The moments of the first look, when I'm a dozen yards (or more) away, is when I get to see how my couples truly interact with one another. This is the foundational reason why I recommend first looks: There is an affectionate intimacy that happens during a first look that will never occur during a ceremony or any other time on a wedding day.
What happens during this moment informs how a professional wedding photographer approaches a couple's photos for the rest of the day.
5. Use the aisle
This one is especially for those couples on the fence about doing a first look. Other than if couples want to adhere to strong cultural or religious traditions, I usually hear three things from couples who object to a first look:
We want it to be special
I want to see his/her expression
We want to share it with our family and guests
To the first point, a well structured first look will be special, maybe even better than the ceremony, since there's very little pressure.

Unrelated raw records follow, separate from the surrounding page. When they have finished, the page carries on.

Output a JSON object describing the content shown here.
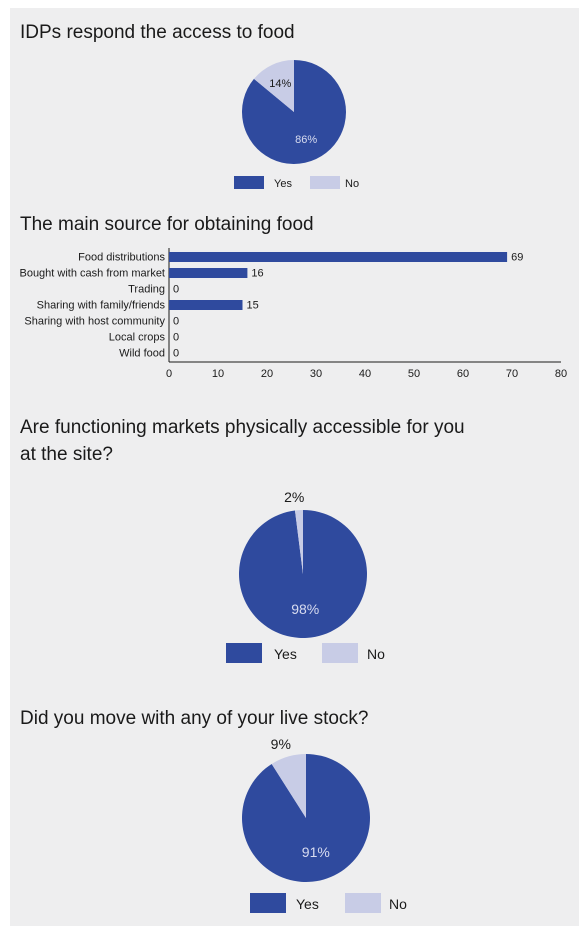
{
  "colors": {
    "yes": "#2f4a9e",
    "no": "#c8cce6",
    "panel": "#eeeeef",
    "axis": "#1a1a1a"
  },
  "chart_data": [
    {
      "type": "pie",
      "title": "IDPs respond the access to food",
      "categories": [
        "Yes",
        "No"
      ],
      "values": [
        86,
        14
      ],
      "labels": [
        "86%",
        "14%"
      ],
      "legend": [
        "Yes",
        "No"
      ],
      "legend_position": "bottom"
    },
    {
      "type": "bar",
      "orientation": "horizontal",
      "title": "The main source for obtaining food",
      "categories": [
        "Food distributions",
        "Bought with cash from market",
        "Trading",
        "Sharing with family/friends",
        "Sharing with host community",
        "Local crops",
        "Wild food"
      ],
      "values": [
        69,
        16,
        0,
        15,
        0,
        0,
        0
      ],
      "value_labels": [
        "69",
        "16",
        "0",
        "15",
        "0",
        "0",
        "0"
      ],
      "xlim": [
        0,
        80
      ],
      "ticks": [
        "0",
        "10",
        "20",
        "30",
        "40",
        "50",
        "60",
        "70",
        "80"
      ],
      "grid": false
    },
    {
      "type": "pie",
      "title": "Are functioning markets physically accessible for you at the site?",
      "title_lines": [
        "Are functioning markets physically accessible for you",
        "at the site?"
      ],
      "categories": [
        "Yes",
        "No"
      ],
      "values": [
        98,
        2
      ],
      "labels": [
        "98%",
        "2%"
      ],
      "legend": [
        "Yes",
        "No"
      ],
      "legend_position": "bottom"
    },
    {
      "type": "pie",
      "title": "Did you move with any of your live stock?",
      "categories": [
        "Yes",
        "No"
      ],
      "values": [
        91,
        9
      ],
      "labels": [
        "91%",
        "9%"
      ],
      "legend": [
        "Yes",
        "No"
      ],
      "legend_position": "bottom"
    }
  ]
}
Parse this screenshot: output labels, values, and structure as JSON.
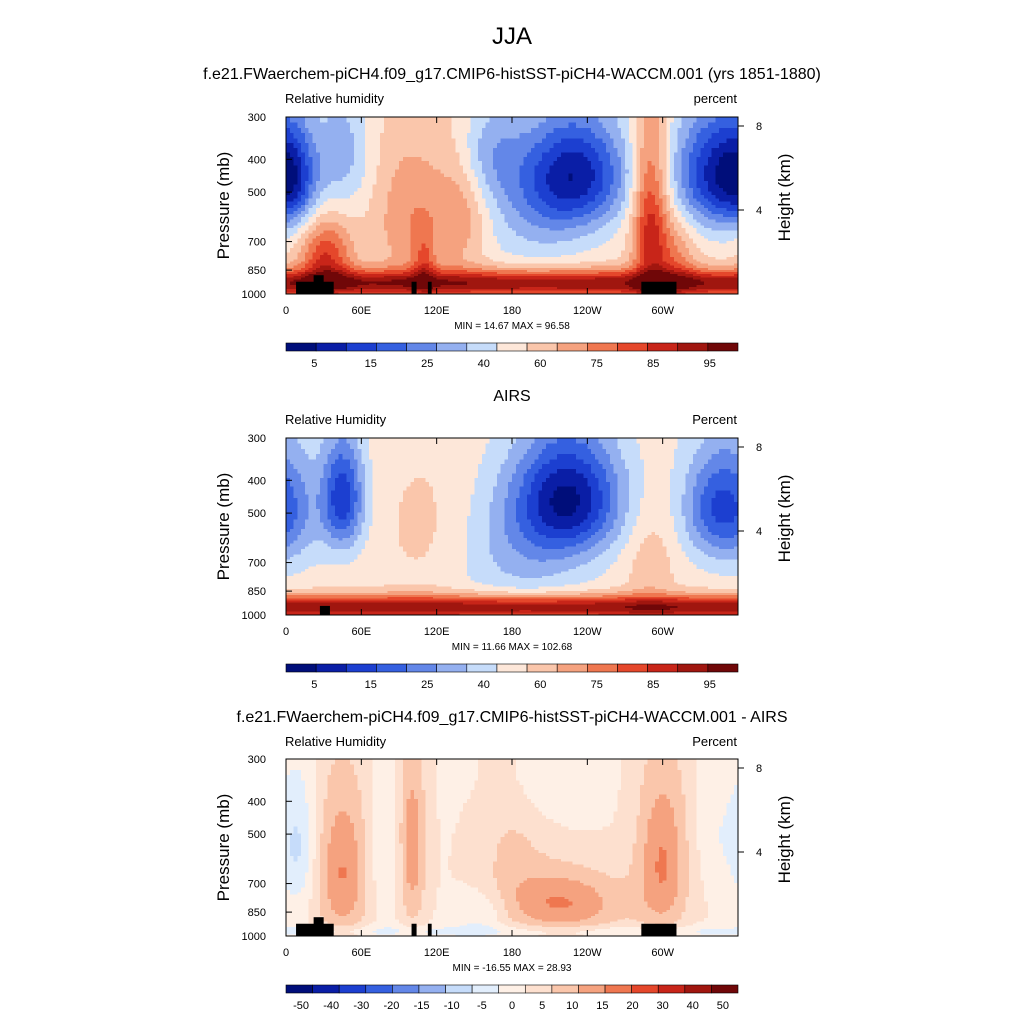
{
  "figure": {
    "title": "JJA",
    "subtitle": "f.e21.FWaerchem-piCH4.f09_g17.CMIP6-histSST-piCH4-WACCM.001 (yrs 1851-1880)"
  },
  "colors": {
    "palette_abs": [
      "#000e7a",
      "#0a1ea6",
      "#1c3fd0",
      "#3560e0",
      "#6387e8",
      "#94b0f0",
      "#c6dcfa",
      "#fde7d9",
      "#fac6ab",
      "#f5a27f",
      "#ef7750",
      "#e5472b",
      "#c82519",
      "#a0160f",
      "#700708"
    ],
    "palette_diff": [
      "#000e7a",
      "#0a1ea6",
      "#1c3fd0",
      "#3560e0",
      "#6387e8",
      "#94b0f0",
      "#c6dcfa",
      "#e2eefc",
      "#fef0e6",
      "#fde0cf",
      "#fac6ab",
      "#f5a27f",
      "#ef7750",
      "#e5472b",
      "#c82519",
      "#a0160f",
      "#700708"
    ],
    "land_mask": "#000000"
  },
  "chart_data": [
    {
      "type": "heatmap",
      "panel_title": "",
      "left_label": "Relative humidity",
      "right_label": "percent",
      "ylabel": "Pressure (mb)",
      "ylabel_right": "Height (km)",
      "x_ticks": [
        "0",
        "60E",
        "120E",
        "180",
        "120W",
        "60W"
      ],
      "x_tick_values": [
        0,
        60,
        120,
        180,
        240,
        300
      ],
      "xlim": [
        0,
        360
      ],
      "y_ticks": [
        "300",
        "400",
        "500",
        "700",
        "850",
        "1000"
      ],
      "y_tick_values": [
        300,
        400,
        500,
        700,
        850,
        1000
      ],
      "ylim": [
        300,
        1000
      ],
      "height_ticks": [
        "8",
        "4"
      ],
      "height_tick_values": [
        8,
        4
      ],
      "stats": "MIN =  14.67  MAX =  96.58",
      "colorbar_labels": [
        "5",
        "15",
        "25",
        "40",
        "60",
        "75",
        "85",
        "95"
      ],
      "palette": "abs",
      "value_range": [
        0,
        100
      ],
      "base_rh": 52,
      "field": [
        {
          "lon": 5,
          "p": 450,
          "a": -30,
          "sl": 14,
          "sp": 110
        },
        {
          "lon": 32,
          "p": 780,
          "a": 28,
          "sl": 14,
          "sp": 130
        },
        {
          "lon": 45,
          "p": 380,
          "a": -15,
          "sl": 15,
          "sp": 120
        },
        {
          "lon": 100,
          "p": 600,
          "a": 14,
          "sl": 20,
          "sp": 200
        },
        {
          "lon": 110,
          "p": 820,
          "a": 15,
          "sl": 6,
          "sp": 120
        },
        {
          "lon": 140,
          "p": 560,
          "a": 14,
          "sl": 15,
          "sp": 180
        },
        {
          "lon": 160,
          "p": 380,
          "a": -15,
          "sl": 20,
          "sp": 100
        },
        {
          "lon": 230,
          "p": 440,
          "a": -40,
          "sl": 30,
          "sp": 120
        },
        {
          "lon": 200,
          "p": 600,
          "a": -12,
          "sl": 35,
          "sp": 160
        },
        {
          "lon": 290,
          "p": 620,
          "a": 32,
          "sl": 10,
          "sp": 260
        },
        {
          "lon": 340,
          "p": 440,
          "a": -38,
          "sl": 22,
          "sp": 130
        },
        {
          "lon": 310,
          "p": 800,
          "a": 15,
          "sl": 12,
          "sp": 150
        }
      ],
      "boundary_layer": {
        "p": 930,
        "sp": 60,
        "a": 40
      },
      "land": [
        {
          "lon": [
            8,
            38
          ],
          "p": [
            920,
            1000
          ]
        },
        {
          "lon": [
            22,
            30
          ],
          "p": [
            880,
            1000
          ]
        },
        {
          "lon": [
            100,
            104
          ],
          "p": [
            920,
            1000
          ]
        },
        {
          "lon": [
            113,
            116
          ],
          "p": [
            920,
            1000
          ]
        },
        {
          "lon": [
            283,
            311
          ],
          "p": [
            920,
            1000
          ]
        }
      ]
    },
    {
      "type": "heatmap",
      "panel_title": "AIRS",
      "left_label": "Relative Humidity",
      "right_label": "Percent",
      "ylabel": "Pressure (mb)",
      "ylabel_right": "Height (km)",
      "x_ticks": [
        "0",
        "60E",
        "120E",
        "180",
        "120W",
        "60W"
      ],
      "x_tick_values": [
        0,
        60,
        120,
        180,
        240,
        300
      ],
      "xlim": [
        0,
        360
      ],
      "y_ticks": [
        "300",
        "400",
        "500",
        "700",
        "850",
        "1000"
      ],
      "y_tick_values": [
        300,
        400,
        500,
        700,
        850,
        1000
      ],
      "ylim": [
        300,
        1000
      ],
      "height_ticks": [
        "8",
        "4"
      ],
      "height_tick_values": [
        8,
        4
      ],
      "stats": "MIN =  11.66  MAX = 102.68",
      "colorbar_labels": [
        "5",
        "15",
        "25",
        "40",
        "60",
        "75",
        "85",
        "95"
      ],
      "palette": "abs",
      "value_range": [
        0,
        100
      ],
      "base_rh": 50,
      "field": [
        {
          "lon": 45,
          "p": 450,
          "a": -35,
          "sl": 12,
          "sp": 120
        },
        {
          "lon": 8,
          "p": 500,
          "a": -8,
          "sl": 15,
          "sp": 150
        },
        {
          "lon": 110,
          "p": 550,
          "a": 5,
          "sl": 25,
          "sp": 200
        },
        {
          "lon": 225,
          "p": 450,
          "a": -42,
          "sl": 30,
          "sp": 130
        },
        {
          "lon": 190,
          "p": 650,
          "a": -12,
          "sl": 35,
          "sp": 180
        },
        {
          "lon": 345,
          "p": 480,
          "a": -30,
          "sl": 20,
          "sp": 130
        },
        {
          "lon": 290,
          "p": 700,
          "a": 8,
          "sl": 15,
          "sp": 200
        }
      ],
      "boundary_layer": {
        "p": 950,
        "sp": 55,
        "a": 42
      },
      "land": [
        {
          "lon": [
            27,
            35
          ],
          "p": [
            940,
            1000
          ]
        }
      ]
    },
    {
      "type": "heatmap",
      "panel_title": "f.e21.FWaerchem-piCH4.f09_g17.CMIP6-histSST-piCH4-WACCM.001 - AIRS",
      "left_label": "Relative Humidity",
      "right_label": "Percent",
      "ylabel": "Pressure (mb)",
      "ylabel_right": "Height (km)",
      "x_ticks": [
        "0",
        "60E",
        "120E",
        "180",
        "120W",
        "60W"
      ],
      "x_tick_values": [
        0,
        60,
        120,
        180,
        240,
        300
      ],
      "xlim": [
        0,
        360
      ],
      "y_ticks": [
        "300",
        "400",
        "500",
        "700",
        "850",
        "1000"
      ],
      "y_tick_values": [
        300,
        400,
        500,
        700,
        850,
        1000
      ],
      "ylim": [
        300,
        1000
      ],
      "height_ticks": [
        "8",
        "4"
      ],
      "height_tick_values": [
        8,
        4
      ],
      "stats": "MIN = -16.55  MAX =  28.93",
      "colorbar_labels": [
        "-50",
        "-40",
        "-30",
        "-20",
        "-15",
        "-10",
        "-5",
        "0",
        "5",
        "10",
        "15",
        "20",
        "30",
        "40",
        "50"
      ],
      "palette": "diff",
      "value_range": [
        -60,
        60
      ],
      "base_rh": 3,
      "field": [
        {
          "lon": 10,
          "p": 550,
          "a": -14,
          "sl": 10,
          "sp": 180
        },
        {
          "lon": 45,
          "p": 650,
          "a": 22,
          "sl": 15,
          "sp": 250
        },
        {
          "lon": 100,
          "p": 550,
          "a": 20,
          "sl": 8,
          "sp": 250
        },
        {
          "lon": 80,
          "p": 600,
          "a": -8,
          "sl": 10,
          "sp": 200
        },
        {
          "lon": 155,
          "p": 850,
          "a": -10,
          "sl": 15,
          "sp": 90
        },
        {
          "lon": 220,
          "p": 800,
          "a": 22,
          "sl": 35,
          "sp": 130
        },
        {
          "lon": 180,
          "p": 500,
          "a": 8,
          "sl": 20,
          "sp": 200
        },
        {
          "lon": 300,
          "p": 600,
          "a": 22,
          "sl": 15,
          "sp": 250
        },
        {
          "lon": 345,
          "p": 500,
          "a": -6,
          "sl": 15,
          "sp": 150
        },
        {
          "lon": 200,
          "p": 350,
          "a": -6,
          "sl": 30,
          "sp": 80
        }
      ],
      "boundary_layer": {
        "p": 970,
        "sp": 30,
        "a": -8
      },
      "land": [
        {
          "lon": [
            8,
            38
          ],
          "p": [
            920,
            1000
          ]
        },
        {
          "lon": [
            22,
            30
          ],
          "p": [
            880,
            1000
          ]
        },
        {
          "lon": [
            100,
            104
          ],
          "p": [
            920,
            1000
          ]
        },
        {
          "lon": [
            113,
            116
          ],
          "p": [
            920,
            1000
          ]
        },
        {
          "lon": [
            283,
            311
          ],
          "p": [
            920,
            1000
          ]
        }
      ]
    }
  ]
}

To the second point, almost every "genuine expression" I've ever seen from a groom at the alter in this moment is deadpanned, slack-jawed awesomeness. Yep! He might be doing a happy dance on the inside, but with 150+ people having been staring him down for ten minutes (half of whom he just met today) and standing in a wool suit and shoes that could be used as tools of torture ... you get the point. Eventually he might remember to smile, but that usually happens after the precessional.
As to the third point, this is where I like to remind couples that a first look is a blank page. It's whatever you want it to be. If having your wedding party and family present for the first look is important to you, they'll be there. Whether it takes place in an open field or in the ceremony hall itself, it's all up to you.
Holding a first look in the same place as the ceremony can also help cut down on those pre-ceremony nerves. And, if I'm being very honest, it gives me a chance to get some great ceremony style shots in a situation where I have a lot more control.
A note to couples
Whatever you choose to do, remember that the day is yours. Do things you will love now and in 20 years. The photos I've included in this post are of my favorite first look of all time, taken in a very poorly lit, awkwardly laid out church balcony. But the existing light was romantic, and it gave the couple space to be alone. Maybe you are the rare, crowd-loving extrovert and think the ceremony reveal is your jam. That's totally fine. But remember that the only rules for the first look are the ones you make.
Hey, I've even had a first look where the family dog played a (very) active roll!
A note to photographers
The way the first look is orchestrated sets the tone for the rest of the day. It's where you establish trust with your couple, especially if it's been a while since their engagement session. Whether you've shot one wedding or over one hundred, the first look isn't your moment. Get as far away as possible and let it happen. If you didn't get the perfect shot, remember that moment and use it later to coach the couple during the portrait session. Bonus: people are way more comfortable posing in a manner that is natural to them than getting a crash course in modeling.